While Biren near the end looses a lot, the film finally leaves the anecdote-like narration and concentrates more and more on the autobiographical aspect. At the end we realise suddenly that even the house Dutta has changed. The alcohol addicted mother is gone, the mentally disabled uncle has died. Again we hear the voice of Anjan Dutt. This voice tells that he finally found his place in the world , in this house in the formerly hated Kolkata. He tells, that he makes now films, but all of his relatives will never learn about them. He has “found his cinema” and even got one National Award. This is a very moving monologue, recited by the grown up Rono/Anjan Dutt is engrossed for decades from the time the film takes place into the future.
“Mother had, I thought struggled a heavy fight all alone and now she has become to these leavings of bones.” Yasushi Inoue, My Mother)
At the end Biren spends some days in police custody, because he refused access to a house search by the police. They were looking for Rono´s school mate who became a follower of the Naxalites. After some days, Biren returns totally broken. Later a brain stroke ruins his health. Rono, who nurses his father and who gives him the medicine tells him that he finally got his first role in a film by Mrinal Sen and that he will earn 5000 Rupees. If his father understands him, we do not know. The authority of the father has gone, the hate of Rono on the place where he comes from, too. After he encouraged his father for a small try to walk by himself, he hugs him. Wit this gesture he seems to have made his peace with his story, his origin from what he always wanted to escape.

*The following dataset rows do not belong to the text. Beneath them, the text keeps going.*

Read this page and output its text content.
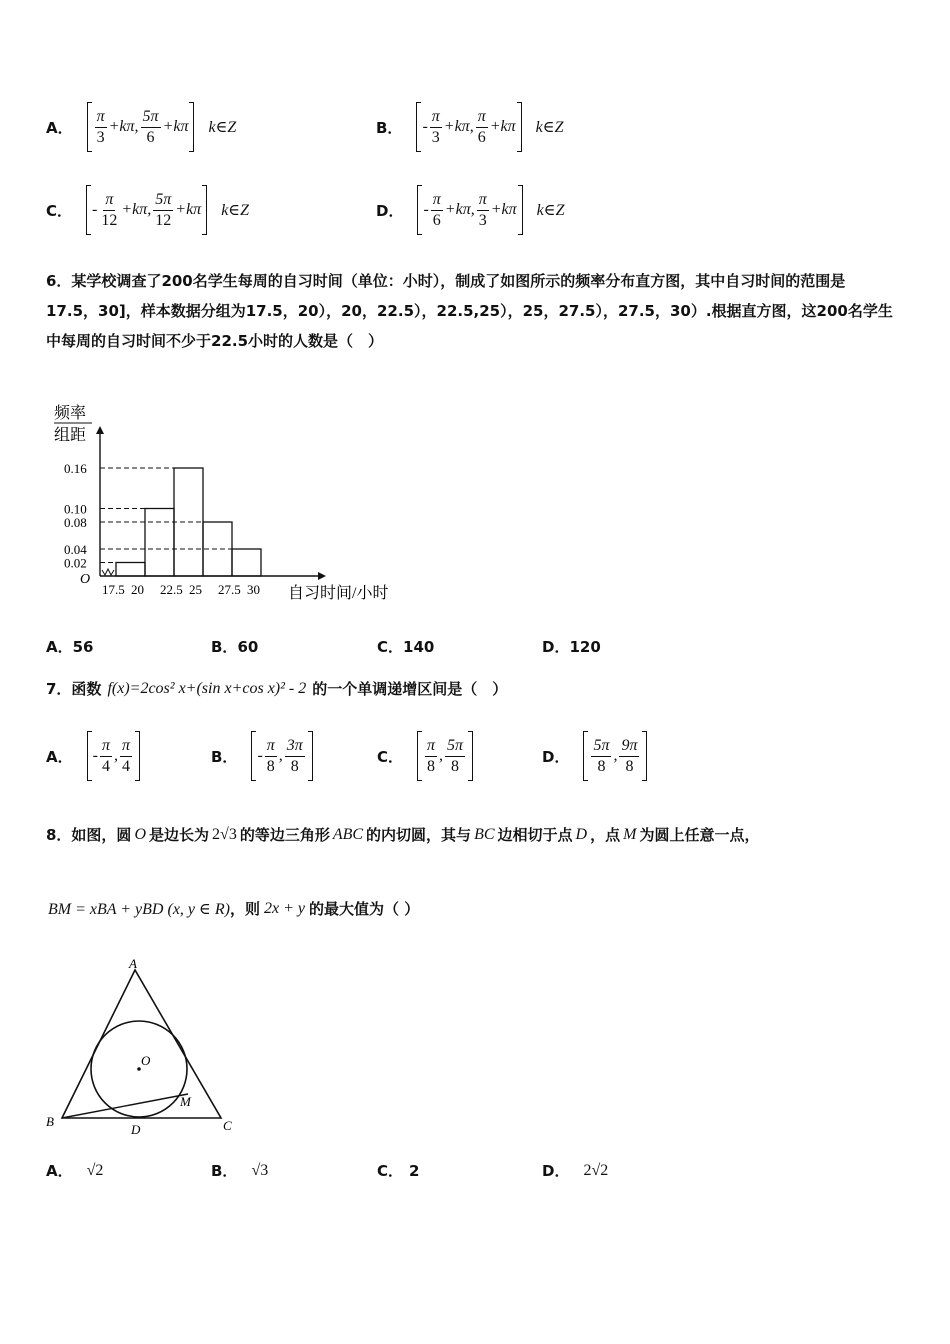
A． $\frac{\pi}{3} +k\pi$ , $\frac{5\pi}{6} +k\pi$ k∈Z	B． - $\frac{\pi}{3} +k\pi$ , $\frac{\pi}{6} +k\pi$ k∈Z
C． - $\frac{\pi}{12} +k\pi$ , $\frac{5\pi}{12} +k\pi$ k∈Z	D． - $\frac{\pi}{6} +k\pi$ , $\frac{\pi}{3} +k\pi$ k∈Z
6．某学校调查了200名学生每周的自习时间（单位：小时），制成了如图所示的频率分布直方图，其中自习时间的范围是17.5，30]，样本数据分组为17.5，20），20，22.5），22.5,25），25，27.5），27.5，30）.根据直方图，这200名学生中每周的自习时间不少于22.5小时的人数是（　）
频率
组距
O
0.02
0.04
0.08
0.10
0.16
17.5 20 22.5 25 27.5 30 自习时间/小时
A．56	B．60	C．140	D．120
7．函数 f(x)=2cos² x+(sin x+cos x)² - 2 的一个单调递增区间是（　）
A． - $\frac{\pi}{4}$ , $\frac{\pi}{4}$	B． - $\frac{\pi}{8}$ , $\frac{3\pi}{8}$	C． $\frac{\pi}{8}$ , $\frac{5\pi}{8}$	D． $\frac{5\pi}{8}$ , $\frac{9\pi}{8}$
8．如图，圆 O 是边长为 2√3 的等边三角形 ABC 的内切圆，其与 BC 边相切于点 D ，点 M 为圆上任意一点，
BM = xBA + yBD (x, y ∈ R) ，则 2x + y 的最大值为（ ）
A
B	C
D
O
M
A． √2	B． √3	C． 2	D． 2√2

That is an incredible final moment where the whole richness of this film is now concentrated on two bodies. I was fundamentally moved beyond words.
In this moment the film itself becomes as vulnerable like the two persons. That moves me as directly like this image in Sona mo hitori no watashi (Sona, the Other Myself) by Yang Yonghi when we see her at the death bed of her father and her over voice informs us from his death.
I am sure there must be reasons that I do not get Dutta Vs Dutta out of my mind.
(This is a translation of the third draft of a Germain text, written for the forthcoming print issue of shomingeki No. 25 which will be released end of this year.)